The Mudcat Café TM
Thread #97488   Message #1918670
Posted By: Alice
25-Dec-06 - 11:02 AM
Thread Name: BS: Oyster Stew On Christmas Eve
Subject: RE: BS: Oyster Stew On Christmas Eve
A google search shows many people also asking this question about the tradition... where is the origin?

A 2004 article in the Cincinnati Post Click here
... It's said to have been started by Irish immigrants who had fled here during the potato famine in the mid-1800s. The immigrants had been accustomed to a Christmas Eve stew containing ling fish, which wasn't available here.

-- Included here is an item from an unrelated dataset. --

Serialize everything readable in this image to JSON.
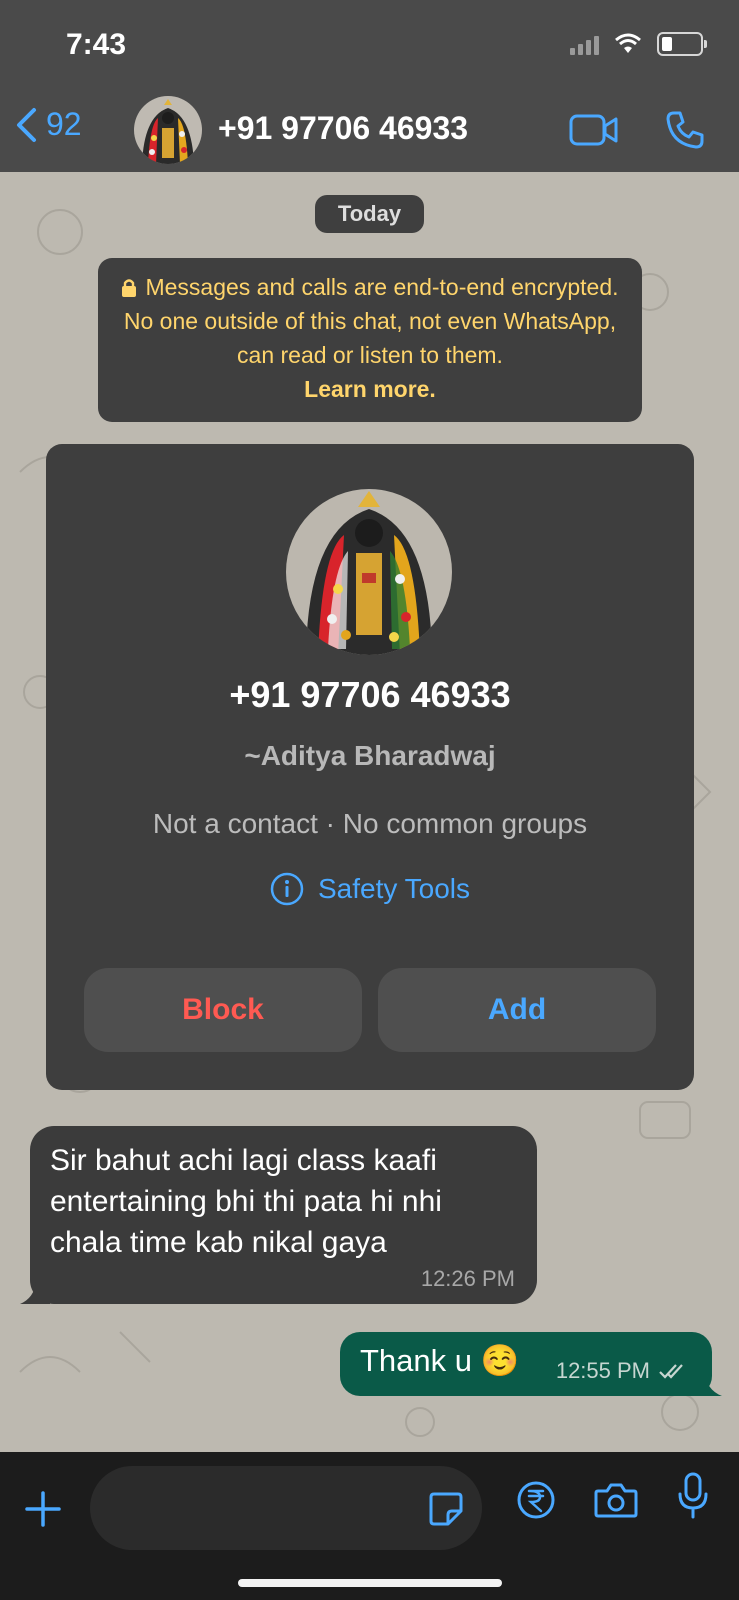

John Gleeson, coordinator of the Irish Studies Program at the University of Wisconsin-Milwaukee, was quoted in a 2001 article in The Milwaukee Journal Sentinel as explaining that the Irish substituted oysters, the closest facsimile in taste.

...Probably because oyster stew is a warming dish, ideal for winter nights, the custom of serving it on Christmas Eve spread throughout the United States, beyond the Irish and Catholic communities.
Also from the Milwaukee Journal Sentinel is this information, contained in a 2002 article:
"According to Jerry Apps, University of Wisconsin-Madison professor emeritus and author of numerous books on Wisconsin history: 'By 1900, 50 different ethnic groups were here and each brought along its own costumes, recipes, approaches to the celebration. German celebrations always included, on Christmas Eve, oyster stew.'"
That tradition did not emanate from Germany, the waters there being too cold for oysters to dwell in them.